During the last week alone, more than 10 families in Chicago, Oak Lawn and Skokie have approached picketing funeral directors for more information on moving their funeral arrangements to alternative locations and transferring pre-need contracts. The Teamsters have assisted all families to quickly secure new services.

“SCI uses the Dignity logo, but where is the dignity in the inexcusable treatment of their employees engaged in this labor dispute?” asked Janice Lapinski, a longtime resident of Orland Park who has previously used the services of Ridge Funeral Home in Chicago.

“These funeral directors are so kind and so generous, always willing to help any member of our community,” added Linda Stearns, a 40-year resident of Oak Lawn whose family has used the Blake-Lamb Funeral Home for generations. “Until these men and women return to work, families need to go somewhere else. You won’t get the service right now that you got before.”

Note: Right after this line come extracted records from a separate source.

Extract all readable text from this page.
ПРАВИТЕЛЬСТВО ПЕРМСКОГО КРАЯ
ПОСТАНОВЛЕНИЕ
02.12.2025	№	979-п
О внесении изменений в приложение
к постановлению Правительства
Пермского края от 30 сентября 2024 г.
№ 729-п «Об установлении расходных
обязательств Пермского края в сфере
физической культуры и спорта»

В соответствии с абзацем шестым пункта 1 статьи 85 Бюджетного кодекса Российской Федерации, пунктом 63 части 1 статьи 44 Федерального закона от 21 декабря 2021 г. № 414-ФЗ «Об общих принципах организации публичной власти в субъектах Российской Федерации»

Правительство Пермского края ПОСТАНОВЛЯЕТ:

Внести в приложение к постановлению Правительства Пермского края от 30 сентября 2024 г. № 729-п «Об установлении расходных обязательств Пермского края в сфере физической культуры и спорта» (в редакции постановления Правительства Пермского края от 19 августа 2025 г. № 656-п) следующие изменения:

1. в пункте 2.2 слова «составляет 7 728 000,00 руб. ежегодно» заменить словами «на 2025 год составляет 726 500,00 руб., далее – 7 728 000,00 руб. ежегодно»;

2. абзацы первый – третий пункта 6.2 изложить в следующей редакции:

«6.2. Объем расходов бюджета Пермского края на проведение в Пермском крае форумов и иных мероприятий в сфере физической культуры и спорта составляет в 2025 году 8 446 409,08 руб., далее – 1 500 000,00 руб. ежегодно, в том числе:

On July 22, multiple families with tentative arrangements at SCI-owned Blake-Lamb opted to hold funeral services at nearby Curley Funeral Home in Chicago Heights. The following day, families with upcoming arrangements at SCI-owned Piser Funeral Home in Skokie moved to Chicago Jewish Funerals in the same community. Other families with arrangements at Malec and Drake and Son funeral homes in Chicago transferred their services to Colonial Wojciechowski funeral homes in Chicago and Niles.

Out of respect for the departed, the Teamsters have withheld the names of these families.

Striking Teamsters have also reached out to many families who’ve shown their support with donations of flowers and words of thanks for honoring the ongoing pickets.

“Any family who makes the choice to oppose SCI and patronize alternative homes at this time will forever be a friend of the Teamsters,” Coli said. “Funeral directors and drivers you see on the picket line have been pillars of support within their communities for generations and they are so grateful for the resolve Chicago families have shown by transferring their funeral services. Whether or not families stop by the picket lines for more information or just offer a friendly honk as they drive by, the Teamsters are touched by all of the support.”

Since pickets began, more than 90 religious leaders and Chicago clergy have also stood strong with Teamster funeral directors, signing religious appeals to urge SCI to bargain in good faith with the union.

Teamsters Local 727 represents 59 funeral directors and drivers at Dignity Memorial funeral homes across Chicagoland. SCI forced workers out on the unfair labor practice strike nearly four weeks ago. The Teamsters have established a website ( and hotline (312-206-4123) to direct families to community-friendly funeral homes not affected by the labor action. A complete list of affected homes is available at the site.

Teamsters Local 727 has represented Chicago’s funeral directors and embalmers since 1946, and it represents more than 6,800 hardworking men and women in the greater Chicagoland area.